The more I am studying, the more I am learning about myself. My neshama feels connected to Hashem more. If you would have asked me 5 or 10 years ago do I see myself becoming religious I would have said no. Today if you ask me if would choose another lifestyle I would say no too. Today I feel like my Emunah is all in Hashem's hands. I belong to him and I am a part of his creation.Let’s take a look back a couple of years now.  I was married to a man who wasn't a jew. I gave up everything I had ever known. My family, my friends, my community, and the holidays. From celebrating Hanukkah to celebrating Christmas, from celebrating Passover to eating mixed foods, from Shabbat dinners with family to Shabbat parties. This was one of the biggest mistakes. Everything Hashem had given me I threw away. Or so that is how I see it from my perspective. 

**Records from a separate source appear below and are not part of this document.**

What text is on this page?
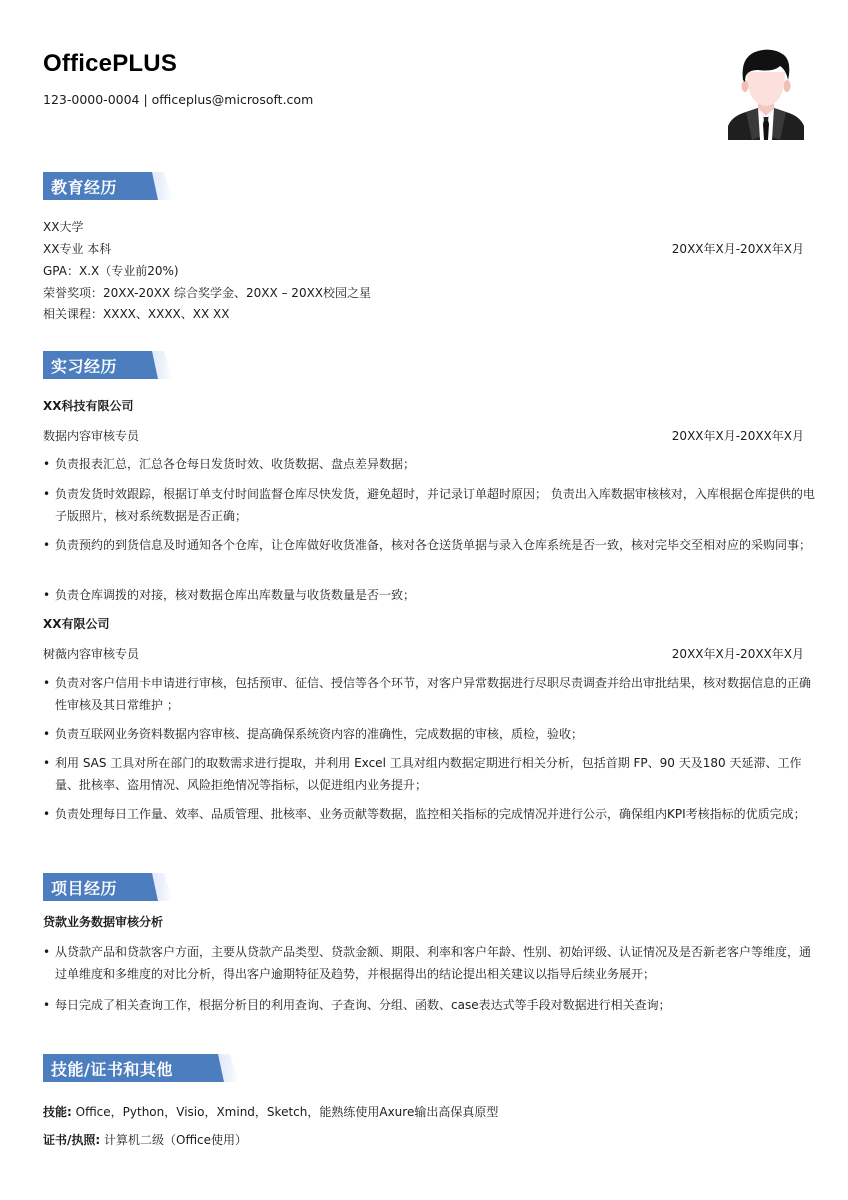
OfficePLUS
123-0000-0004 | officeplus@microsoft.com
教育经历
XX大学
XX专业 本科	20XX年X月-20XX年X月
GPA：X.X（专业前20%)
荣誉奖项：20XX-20XX 综合奖学金、20XX – 20XX校园之星
相关课程：XXXX、XXXX、XX XX
实习经历
XX科技有限公司
数据内容审核专员	20XX年X月-20XX年X月
• 负责报表汇总，汇总各仓每日发货时效、收货数据、盘点差异数据；
• 负责发货时效跟踪，根据订单支付时间监督仓库尽快发货，避免超时，并记录订单超时原因； 负责出入库数据审核核对，入库根据仓库提供的电子版照片，核对系统数据是否正确；
• 负责预约的到货信息及时通知各个仓库，让仓库做好收货准备，核对各仓送货单据与录入仓库系统是否一致，核对完毕交至相对应的采购同事；
• 负责仓库调拨的对接，核对数据仓库出库数量与收货数量是否一致；
XX有限公司
树薇内容审核专员	20XX年X月-20XX年X月
• 负责对客户信用卡申请进行审核，包括预审、征信、授信等各个环节，对客户异常数据进行尽职尽责调查并给出审批结果，核对数据信息的正确性审核及其日常维护 ；
• 负责互联网业务资料数据内容审核、提高确保系统资内容的准确性，完成数据的审核，质检，验收；
• 利用 SAS 工具对所在部门的取数需求进行提取，并利用 Excel 工具对组内数据定期进行相关分析，包括首期 FP、90 天及180 天延滞、工作量、批核率、盗用情况、风险拒绝情况等指标，以促进组内业务提升；
• 负责处理每日工作量、效率、品质管理、批核率、业务贡献等数据，监控相关指标的完成情况并进行公示，确保组内KPI考核指标的优质完成；
项目经历
贷款业务数据审核分析
• 从贷款产品和贷款客户方面，主要从贷款产品类型、贷款金额、期限、利率和客户年龄、性别、初始评级、认证情况及是否新老客户等维度，通过单维度和多维度的对比分析，得出客户逾期特征及趋势，并根据得出的结论提出相关建议以指导后续业务展开；
• 每日完成了相关查询工作，根据分析目的利用查询、子查询、分组、函数、case表达式等手段对数据进行相关查询；
技能/证书和其他
技能: Office，Python，Visio，Xmind，Sketch，能熟练使用Axure输出高保真原型
证书/执照: 计算机二级（Office使用）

Let’s go to our Parsha Noach for example. G-d wants us to love him and to connect to him. Before Hashem destroyed the world he told Noach to tell everyone to do teshuva and no one listened to him. Hashem gave us a chance to do teshuva and we didn't. He gave us 120 years. It's the same concept! I am repenting for all the pain I have caused everyone, pain to my own soul, but more importantly my creator. 

Today I am a person that I don't even recognize and it frightens me. I see that with Torah my life has gone in a better direction. My kids go to a religious school and teach me, and my mother became shomer Shabbat with me and reads Tehillim every day. I now understand the meaning of Judaism by learning every single day. I used to look at everything so negatively. I would ask questions. Why would G-D let me get married the second time and screw me over? Why would he hurt me? Today I regret asking those questions because everything that happens is truly for a reason and from above. I should’ve never asked these questions because Hashem knows what he is doing.  I got married the second time around for a reason. At the moment I did not know it but today I have found my answer. It’s to bring a beautiful soul to this earth, and from her, my daughter will keep Judaism going and alive.  She came so I can teach her and never stop growing. Hashem sent me a daughter because every time my boys went to their dad's house I was always home alone, in my head, stressed, and my heart pounding full of anxiety and depression. To think I was going to terminate Hashem's creation. Take away what Hashem has given me. That day Hashem sent two beautiful angels to my house to stop me from my decision. I remember one of them saying such beautiful and powerful words of wisdom every time I tell this story. Her beautiful tone, she said to me “who are you to take away a soul? To take a life? What if Hashem punishes you and takes away one of your boys?” Her words hit me. That same night I went to bed and had a dream about my termination. The next morning I woke up and never went to my appointment. 

Today I am the best version of myself because I am doing Teshuva. Today my anxiety only hits once in a blue moon and my depression doesn't live with me every day. We all have a past. But with teshuva and Torah and Hashem by our side life is so beautiful. Emunah is all you need. Baruch Hashem I have an amazing home filled with laughter of kids, a safe environment for all of us, an amazing job with 2 degrees in my pocket, a roof over our head, an amazing family and amazing parents, a support system and great friends who push me to grow and it's all from Hashem. Without him, we are no one but lost souls.